Bardzo miłe było nasze spotkanie po latach. Podczas zgrupowania w Tongzhou w 2009 roku podeszła do mnie chińska trenerka i poprawną polszczyzną spytała czy ją jeszcze pamiętam. Bardzo dobrze współpracowało mi się z Wandą Lityńską.

Ale najlepiej i najdłużej współpracuje mi się z aktualnie występującymi w naszej drużynie "Małą", czyli Li Qian (11 lat współpracy) i kapitanem naszej drużyny Kinga Stefańską (18 lat współpracy). Jako ciekawostkę podam, że obydwie przyjechały po raz pierwszy do Tarnobrzega w podobnym wieku, nie miały jeszcze skończonych 15 lat.

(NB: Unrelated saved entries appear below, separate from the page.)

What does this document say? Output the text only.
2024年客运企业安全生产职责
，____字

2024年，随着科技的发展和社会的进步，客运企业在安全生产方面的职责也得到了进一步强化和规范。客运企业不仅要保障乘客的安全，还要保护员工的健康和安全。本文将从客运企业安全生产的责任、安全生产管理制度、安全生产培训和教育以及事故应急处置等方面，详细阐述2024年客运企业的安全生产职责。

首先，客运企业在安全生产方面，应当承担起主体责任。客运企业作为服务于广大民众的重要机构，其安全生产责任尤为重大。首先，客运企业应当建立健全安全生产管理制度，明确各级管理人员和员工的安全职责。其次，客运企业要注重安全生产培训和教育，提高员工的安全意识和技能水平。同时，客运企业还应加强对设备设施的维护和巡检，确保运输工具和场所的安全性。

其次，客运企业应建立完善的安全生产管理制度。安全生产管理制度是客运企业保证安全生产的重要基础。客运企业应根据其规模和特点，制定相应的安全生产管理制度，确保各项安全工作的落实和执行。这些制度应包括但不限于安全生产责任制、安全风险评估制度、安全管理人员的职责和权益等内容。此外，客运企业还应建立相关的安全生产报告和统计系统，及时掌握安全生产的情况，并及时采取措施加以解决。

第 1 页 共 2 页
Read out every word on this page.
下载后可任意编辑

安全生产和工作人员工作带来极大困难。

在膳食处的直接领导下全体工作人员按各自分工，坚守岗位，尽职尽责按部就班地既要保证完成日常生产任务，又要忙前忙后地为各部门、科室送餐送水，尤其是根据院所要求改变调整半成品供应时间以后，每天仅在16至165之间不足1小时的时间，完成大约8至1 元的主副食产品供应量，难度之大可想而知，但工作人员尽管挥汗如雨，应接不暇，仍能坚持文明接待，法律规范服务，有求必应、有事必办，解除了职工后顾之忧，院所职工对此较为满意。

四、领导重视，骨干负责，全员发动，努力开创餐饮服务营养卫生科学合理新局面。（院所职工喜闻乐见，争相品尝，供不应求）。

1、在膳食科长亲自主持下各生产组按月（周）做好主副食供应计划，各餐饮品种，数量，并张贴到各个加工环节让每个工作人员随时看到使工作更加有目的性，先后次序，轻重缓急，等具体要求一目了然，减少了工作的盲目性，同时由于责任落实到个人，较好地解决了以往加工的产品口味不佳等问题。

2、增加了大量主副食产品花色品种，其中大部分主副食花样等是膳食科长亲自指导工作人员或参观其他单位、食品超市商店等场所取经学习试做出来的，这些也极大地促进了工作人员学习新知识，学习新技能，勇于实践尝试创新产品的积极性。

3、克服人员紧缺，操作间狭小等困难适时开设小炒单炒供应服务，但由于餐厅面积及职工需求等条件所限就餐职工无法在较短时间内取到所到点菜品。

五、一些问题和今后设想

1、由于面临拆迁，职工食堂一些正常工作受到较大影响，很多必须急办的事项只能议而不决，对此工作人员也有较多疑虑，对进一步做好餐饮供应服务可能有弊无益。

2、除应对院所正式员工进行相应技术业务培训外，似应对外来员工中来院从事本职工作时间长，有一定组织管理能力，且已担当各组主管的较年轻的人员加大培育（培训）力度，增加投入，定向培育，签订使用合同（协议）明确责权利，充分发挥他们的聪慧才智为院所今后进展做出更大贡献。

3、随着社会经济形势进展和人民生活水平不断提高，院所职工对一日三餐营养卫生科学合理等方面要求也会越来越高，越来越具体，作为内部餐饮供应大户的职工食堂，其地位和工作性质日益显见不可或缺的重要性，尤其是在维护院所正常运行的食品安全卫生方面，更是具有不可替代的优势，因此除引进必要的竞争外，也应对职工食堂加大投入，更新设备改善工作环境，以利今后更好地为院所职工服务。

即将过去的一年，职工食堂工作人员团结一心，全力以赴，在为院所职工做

Jako ich wieloletni trener miałem bardzo dużo satysfakcji, że obydwie były na Igrzyskach Olimpijskich w Londynie. Li Qian w Londynie zagrała w sumie trzy gry, z czego dwie gry zagrała w wielkim stylu. Pokonanie brązowej medalistki tych Igrzysk, Singapurki Feng Tianwei po najlepszym w jej karierze pojedynku to klasyczny "miód" na moje trenerskie serce.

- Jak z perspektywy czasu oceniasz swoją decyzję o przyjeździe do Tarnobrzega?- Oczywiście bilans osiągniętych wyników sportowych jest bardzo istotny, ale mnie bardzo cieszy, że zawodniczki i ja również, spotykamy się w Tarnobrzegu z wyrazami szacunku i sympatii, na która myślę, że zapracowaliśmy solidną i czasami bardzo ciężką pracą. Mamy po prostu bardzo wielu przyjaciół..

- Jaka najśmieszniejsza sytuacja zdarzyła Ci się podczas tych lat?- Z dużym rozbawieniem wspominam zwłaszcza dwie sytuacje. Obydwie wiążą się bezpośrednio ze zwyczajem, który konsekwentnie realizujemy podczas naszych wojaży. Wyjeżdżając na zagraniczne zawody zabieram flagę naszego miasta.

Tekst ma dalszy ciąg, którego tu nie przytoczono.